Apps have become important in health too, through the development of apps that explicitly target certain behaviors, like those that help kids develop mindfulness skills or others that help in a crisis. There is a suicide-prevention app for those at risk that can walk them through why it’s worth living, he said.


A Parent’s Role


Some teens might be going on the Internet to look at pictures of people cutting, burning or starving themselves, Singer said, and that’s why parents have to know what technology is on their childrens’ phones and know how they are using that information.

Because teenagers are teenagers and their brains are developing, parents need to assist them, Holton said.

“First and foremost is modeling,” she said. “If a parent tells them one thing but does the opposite, they watch that. Everybody needs a bit of a break from technology, and parents definitely have to model that by showing we don’t have to be on the phone all the time.”

Parents also need to make sure children are not using social media as an escape, Holton said. They should know who they are talking to, what they are doing and whether that is helpful or harmful. Then, they need to set and explain rules.

“Of course, the grown-ups have to follow those rules too,” she said.

Taking away social media is probably one of the most used punishments, Singer said.
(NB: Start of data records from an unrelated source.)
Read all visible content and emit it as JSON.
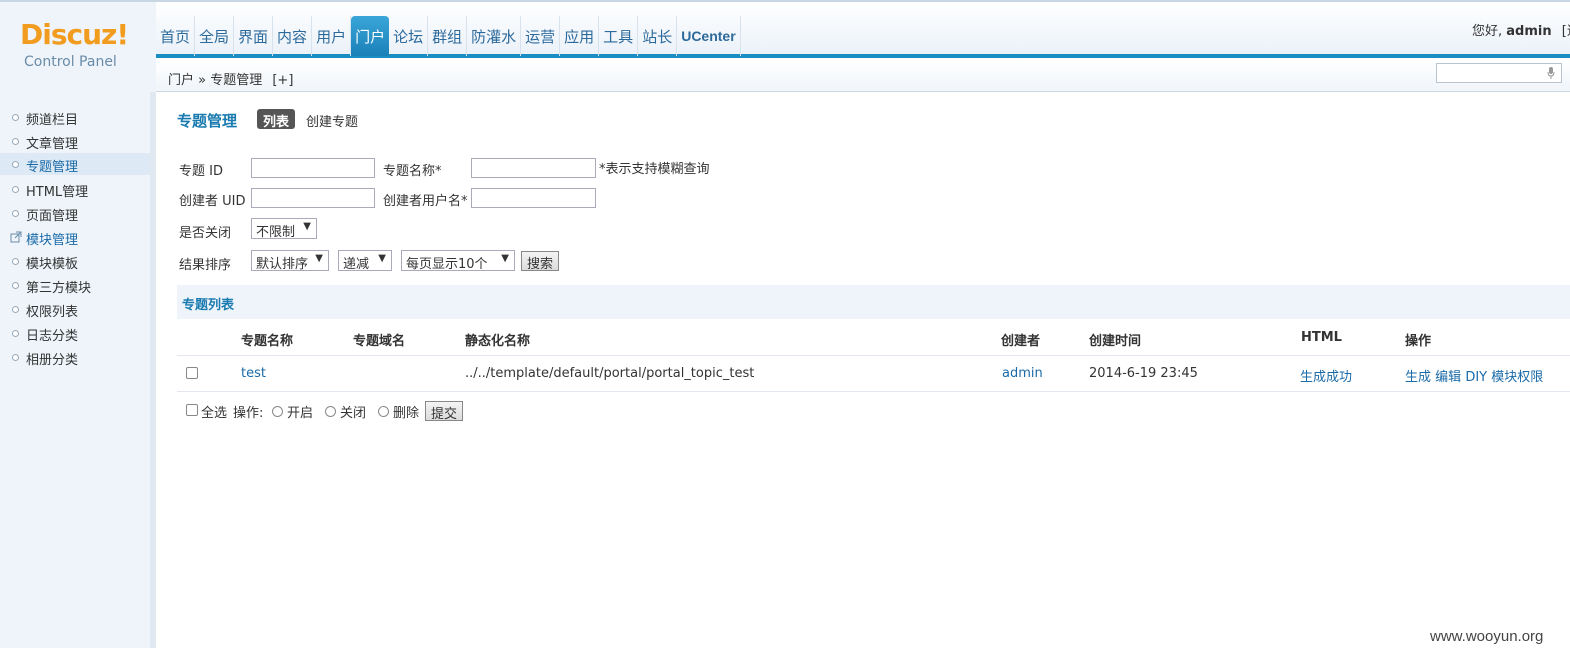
{
  "logo": {
    "brand": "Discuz!",
    "subtitle": "Control Panel"
  },
  "nav": {
    "items": [
      "首页",
      "全局",
      "界面",
      "内容",
      "用户",
      "门户",
      "论坛",
      "群组",
      "防灌水",
      "运营",
      "应用",
      "工具",
      "站长",
      "UCenter"
    ],
    "active": "门户"
  },
  "header": {
    "greeting_prefix": "您好,",
    "username": "admin",
    "greeting_suffix": "[退"
  },
  "breadcrumb": {
    "text": "门户 » 专题管理",
    "add": "[+]"
  },
  "sidebar": {
    "items": [
      "频道栏目",
      "文章管理",
      "专题管理",
      "HTML管理",
      "页面管理",
      "模块管理",
      "模块模板",
      "第三方模块",
      "权限列表",
      "日志分类",
      "相册分类"
    ]
  },
  "page": {
    "title": "专题管理",
    "tab_list": "列表",
    "tab_create": "创建专题"
  },
  "form": {
    "topic_id_label": "专题 ID",
    "topic_name_label": "专题名称*",
    "fuzzy_note": "*表示支持模糊查询",
    "creator_uid_label": "创建者 UID",
    "creator_name_label": "创建者用户名*",
    "closed_label": "是否关闭",
    "closed_value": "不限制",
    "sort_label": "结果排序",
    "sort_value": "默认排序",
    "order_value": "递减",
    "perpage_value": "每页显示10个",
    "search_button": "搜索"
  },
  "list": {
    "title": "专题列表",
    "columns": [
      "专题名称",
      "专题域名",
      "静态化名称",
      "创建者",
      "创建时间",
      "HTML",
      "操作"
    ],
    "rows": [
      {
        "name": "test",
        "domain": "",
        "static_name": "../../template/default/portal/portal_topic_test",
        "creator": "admin",
        "created": "2014-6-19 23:45",
        "html": "生成成功",
        "actions": [
          "生成",
          "编辑",
          "DIY",
          "模块",
          "权限"
        ]
      }
    ]
  },
  "footer_actions": {
    "select_all": "全选",
    "operation_label": "操作:",
    "open": "开启",
    "close": "关闭",
    "delete": "删除",
    "submit": "提交"
  },
  "watermark": "www.wooyun.org"
}
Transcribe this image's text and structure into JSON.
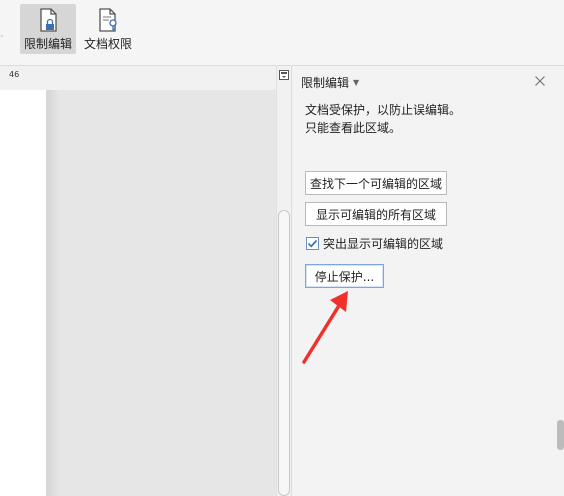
{
  "ribbon": {
    "separator": "-",
    "restrict_edit_label": "限制编辑",
    "doc_permission_label": "文档权限"
  },
  "ruler": {
    "number": "46"
  },
  "pane": {
    "title": "限制编辑",
    "desc_line1": "文档受保护，以防止误编辑。",
    "desc_line2": "只能查看此区域。",
    "find_next_label": "查找下一个可编辑的区域",
    "show_all_label": "显示可编辑的所有区域",
    "highlight_label": "突出显示可编辑的区域",
    "highlight_checked": true,
    "stop_protect_label": "停止保护..."
  },
  "colors": {
    "arrow": "#f0302a",
    "accent_border": "#7fa6d9",
    "check": "#3a6fb5"
  },
  "icons": {
    "restrict_edit": "document-lock-icon",
    "doc_permission": "document-key-icon",
    "close": "close-icon",
    "caret": "caret-down-icon",
    "pane_toggle": "pane-toggle-icon",
    "checkmark": "checkmark-icon"
  }
}
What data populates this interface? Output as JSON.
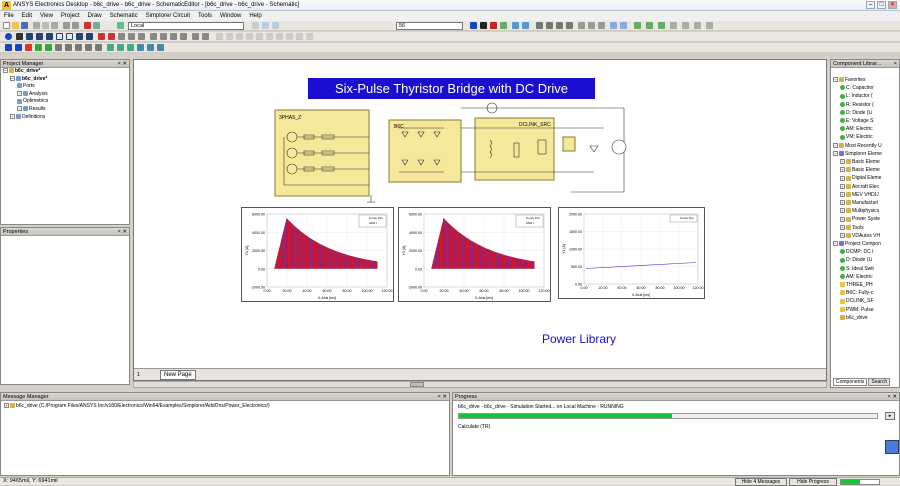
{
  "window": {
    "title": "ANSYS Electronics Desktop - b6c_drive - b6c_drive - SchematicEditor - [b6c_drive - b6c_drive - Schematic]"
  },
  "menu": [
    "File",
    "Edit",
    "View",
    "Project",
    "Draw",
    "Schematic",
    "Simplorer Circuit",
    "Tools",
    "Window",
    "Help"
  ],
  "toolbar": {
    "location_value": "Local",
    "zoom_value": "56"
  },
  "project_manager": {
    "title": "Project Manager",
    "tree": [
      {
        "label": "b6c_drive*",
        "level": 0,
        "bold": true
      },
      {
        "label": "b6c_drive*",
        "level": 1,
        "bold": true
      },
      {
        "label": "Ports",
        "level": 2,
        "bold": false
      },
      {
        "label": "Analysis",
        "level": 2,
        "bold": false
      },
      {
        "label": "Optimetrics",
        "level": 2,
        "bold": false
      },
      {
        "label": "Results",
        "level": 2,
        "bold": false
      },
      {
        "label": "Definitions",
        "level": 1,
        "bold": false
      }
    ]
  },
  "properties": {
    "title": "Properties"
  },
  "schematic": {
    "title": "Six-Pulse Thyristor Bridge with DC Drive",
    "footer_label": "Power Library",
    "blocks": {
      "source": "3PHAS_Z",
      "bridge": "B6C",
      "controller": "DCLINK_SRC"
    },
    "tabs": {
      "page_number": "1",
      "new_page": "New Page"
    }
  },
  "plots": [
    {
      "legend": [
        "Curve Info",
        "AM1.I"
      ],
      "xlabel": "X-Axis [ms]",
      "ylabel": "Y1 [A]",
      "yticks": [
        "6000.00",
        "4000.00",
        "2000.00",
        "0.00",
        "-2000.00"
      ],
      "xticks": [
        "0.00",
        "20.00",
        "40.00",
        "60.00",
        "80.00",
        "100.00",
        "120.00"
      ]
    },
    {
      "legend": [
        "Curve Info",
        "AM2.I"
      ],
      "xlabel": "X-Axis [ms]",
      "ylabel": "Y1 [A]",
      "yticks": [
        "6000.00",
        "4000.00",
        "2000.00",
        "0.00",
        "-2000.00"
      ],
      "xticks": [
        "0.00",
        "20.00",
        "40.00",
        "60.00",
        "80.00",
        "100.00",
        "120.00"
      ]
    },
    {
      "legend": [
        "Curve Info"
      ],
      "xlabel": "X-Axis [ms]",
      "ylabel": "Y1 [A]",
      "yticks": [
        "2000.00",
        "1500.00",
        "1000.00",
        "500.00",
        "0.00"
      ],
      "xticks": [
        "0.00",
        "20.00",
        "40.00",
        "60.00",
        "80.00",
        "100.00",
        "120.00"
      ]
    }
  ],
  "component_library": {
    "title": "Component Librar...",
    "items": [
      {
        "label": "Favorites",
        "level": 0,
        "icon": "#d9b04c"
      },
      {
        "label": "C: Capacitor",
        "level": 1,
        "icon": "#3cb43c"
      },
      {
        "label": "L: Inductor (",
        "level": 1,
        "icon": "#3cb43c"
      },
      {
        "label": "R: Resistor (",
        "level": 1,
        "icon": "#3cb43c"
      },
      {
        "label": "D: Diode (Li",
        "level": 1,
        "icon": "#3cb43c"
      },
      {
        "label": "E: Voltage S",
        "level": 1,
        "icon": "#3cb43c"
      },
      {
        "label": "AM: Electric",
        "level": 1,
        "icon": "#3cb43c"
      },
      {
        "label": "VM: Electric",
        "level": 1,
        "icon": "#3cb43c"
      },
      {
        "label": "Most Recently U",
        "level": 0,
        "icon": "#d9b04c"
      },
      {
        "label": "Simplorer Eleme",
        "level": 0,
        "icon": "#7a6cd0"
      },
      {
        "label": "Basic Eleme",
        "level": 1,
        "icon": "#d9b04c"
      },
      {
        "label": "Basic Eleme",
        "level": 1,
        "icon": "#d9b04c"
      },
      {
        "label": "Digital Eleme",
        "level": 1,
        "icon": "#d9b04c"
      },
      {
        "label": "Aircraft Elec",
        "level": 1,
        "icon": "#d9b04c"
      },
      {
        "label": "MEV VHDL/",
        "level": 1,
        "icon": "#d9b04c"
      },
      {
        "label": "Manufacturi",
        "level": 1,
        "icon": "#d9b04c"
      },
      {
        "label": "Multiphysics",
        "level": 1,
        "icon": "#d9b04c"
      },
      {
        "label": "Power Syste",
        "level": 1,
        "icon": "#d9b04c"
      },
      {
        "label": "Tools",
        "level": 1,
        "icon": "#d9b04c"
      },
      {
        "label": "VDAutos VH",
        "level": 1,
        "icon": "#d9b04c"
      },
      {
        "label": "Project Compon",
        "level": 0,
        "icon": "#7a6cd0"
      },
      {
        "label": "DCMP: DC I",
        "level": 1,
        "icon": "#3cb43c"
      },
      {
        "label": "D: Diode (Li",
        "level": 1,
        "icon": "#3cb43c"
      },
      {
        "label": "S: Ideal Swit",
        "level": 1,
        "icon": "#3cb43c"
      },
      {
        "label": "AM: Electric",
        "level": 1,
        "icon": "#3cb43c"
      },
      {
        "label": "THREE_PH",
        "level": 1,
        "icon": "#e6c640"
      },
      {
        "label": "B6C: Fully-c",
        "level": 1,
        "icon": "#e6c640"
      },
      {
        "label": "DCLINK_SF",
        "level": 1,
        "icon": "#e6c640"
      },
      {
        "label": "PWM: Pulse",
        "level": 1,
        "icon": "#e6c640"
      },
      {
        "label": "b6c_drive",
        "level": 1,
        "icon": "#d9b04c"
      }
    ],
    "tabs": [
      "Components",
      "Search"
    ]
  },
  "message_manager": {
    "title": "Message Manager",
    "entry": "b6c_drive (C:/Program Files/ANSYS Inc/v180/Electronics/Win64/Examples/Simplorer/AddOns/Power_Electronics/)"
  },
  "progress": {
    "title": "Progress",
    "status": "b6c_drive - b6c_drive - Simulation Started... on Local Machine - RUNNING",
    "fraction": 0.51,
    "task": "Calculate (TR)"
  },
  "statusbar": {
    "coords": "X: 9465mil, Y: 6941mil",
    "hide_messages": "Hide 4 Messages",
    "hide_progress": "Hide Progress"
  },
  "colors": {
    "waveform_fill": "#c8001a",
    "waveform_lines": "#3a2fe0",
    "title_bg": "#1a0fd0",
    "progress": "#10c830",
    "footer_text": "#1a0fd0"
  }
}
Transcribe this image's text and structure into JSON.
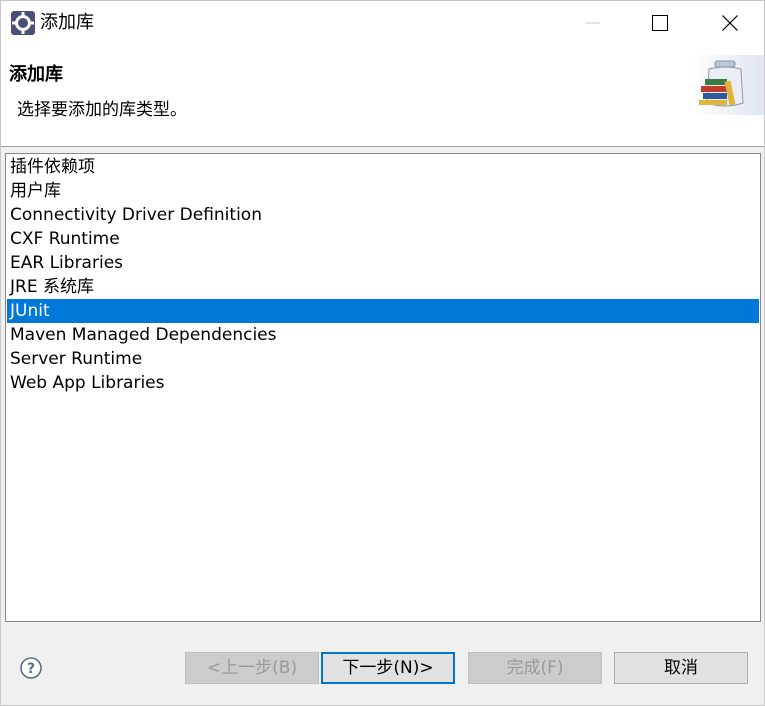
{
  "window": {
    "title": "添加库",
    "icon": "eclipse-gear-icon",
    "controls": [
      "minimize-icon",
      "maximize-icon",
      "close-icon"
    ]
  },
  "banner": {
    "title": "添加库",
    "description": "选择要添加的库类型。",
    "image": "library-jar-icon"
  },
  "library_list": {
    "items": [
      "插件依赖项",
      "用户库",
      "Connectivity Driver Definition",
      "CXF Runtime",
      "EAR Libraries",
      "JRE 系统库",
      "JUnit",
      "Maven Managed Dependencies",
      "Server Runtime",
      "Web App Libraries"
    ],
    "selected": "JUnit",
    "selected_color": "#0078d7"
  },
  "footer": {
    "help_icon": "help-icon",
    "back_label": "<上一步(B)",
    "next_label": "下一步(N)>",
    "finish_label": "完成(F)",
    "cancel_label": "取消"
  }
}
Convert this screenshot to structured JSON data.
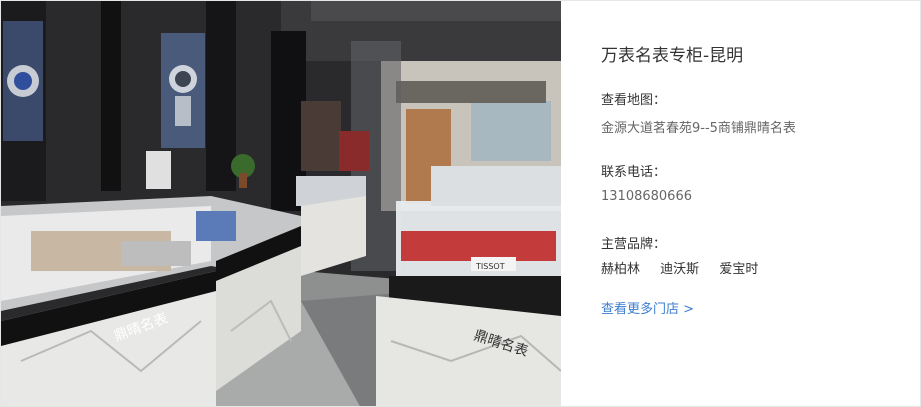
{
  "store": {
    "title": "万表名表专柜-昆明",
    "photo_alt": "鼎晴名表",
    "map": {
      "label": "查看地图：",
      "address": "金源大道茗春苑9--5商铺鼎晴名表"
    },
    "phone": {
      "label": "联系电话：",
      "number": "13108680666"
    },
    "brands": {
      "label": "主营品牌：",
      "items": [
        "赫柏林",
        "迪沃斯",
        "爱宝时"
      ]
    },
    "more_link": "查看更多门店 >"
  },
  "photo_signage": {
    "counter_front_left": "鼎晴名表",
    "counter_front_right": "鼎晴名表",
    "tissot_sign": "TISSOT"
  },
  "colors": {
    "link": "#3b7ed0",
    "title": "#333333",
    "muted": "#666666"
  }
}
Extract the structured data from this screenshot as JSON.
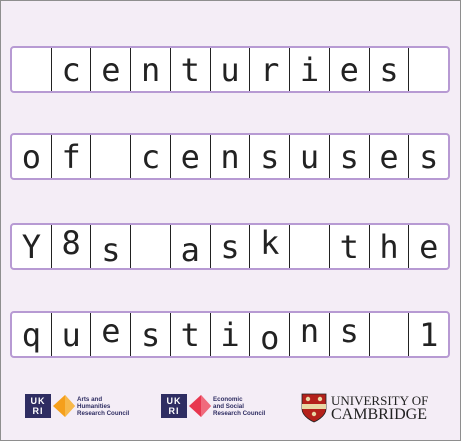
{
  "rows": [
    [
      "",
      "c",
      "e",
      "n",
      "t",
      "u",
      "r",
      "i",
      "e",
      "s",
      ""
    ],
    [
      "o",
      "f",
      "",
      "c",
      "e",
      "n",
      "s",
      "u",
      "s",
      "e",
      "s"
    ],
    [
      "Y",
      "8",
      "s",
      "",
      "a",
      "s",
      "k",
      "",
      "t",
      "h",
      "e"
    ],
    [
      "q",
      "u",
      "e",
      "s",
      "t",
      "i",
      "o",
      "n",
      "s",
      "",
      "1"
    ]
  ],
  "logos": {
    "ahrc": {
      "mark": [
        "UK",
        "RI"
      ],
      "text": [
        "Arts and",
        "Humanities",
        "Research Council"
      ],
      "color": "#f59f1b"
    },
    "esrc": {
      "mark": [
        "UK",
        "RI"
      ],
      "text": [
        "Economic",
        "and Social",
        "Research Council"
      ],
      "color": "#e8364f"
    },
    "cambridge": {
      "line1": "UNIVERSITY OF",
      "line2": "CAMBRIDGE",
      "shield_color": "#b4211b"
    }
  },
  "colors": {
    "background": "#f4edf6",
    "row_border": "#b79ad3"
  }
}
“It used to be ‘you’re grounded’ or ‘you can’t go outside,’ but that doesn’t work these days,” he said.

Singer said there are things parents can do to monitor use: know what apps are on the phone, know what those apps do and know what the risks are for those apps.

Parents also should know how kids are using those apps, he said, and websites like Common Sense Media have app reviews.

Flannery said once you give a 16-year-old access to the World Wide Web and all that’s on it, you have to remember not everything on it are things you want kids exposed to. They have to be aware what their kids are looking at.

The keywords are awareness and monitoring, he said.




I think our responsibility as parents is to recognize how our kids are doing. If they're spending a lot of time on the Internet and they seem depressed, ask what's going on. Always set a time in the evening to unplug.


“Parents should exert controls depending on the age of the child,” Flannery said. “They should monitor what social media is used and the time it’s used. First they need to make sure it’s appropriate.”

“I think our responsibility as parents is to recognize how our kids are doing. If they’re spending a lot of time on the Internet and they seem depressed, ask what’s going on. Always set a time in the evening to unplug. All those things matter.”

It’s OK to take away the phones from time to time, and always know what their passwords are, he said.

When it comes to apps that can improve quality of life, Singer pointed to the Virtual Hope Box, an app developed by the military for soldiers.

“It takes the old idea of putting good memories in an old cigar box—things like pictures, ticket stubs, things we used to do, things that made you happy, things that gave you hope,” he said.

The app allows that same collection of good memories and keeps them online.

“It allows you to collect things that are very personal and very life affirming,” Singer said. “If you’re feeling sad and wonder if this world is for you, you can open it up, look at them and you feel better.”

“And it’s something you carry with you all the time because it’s on your phone.”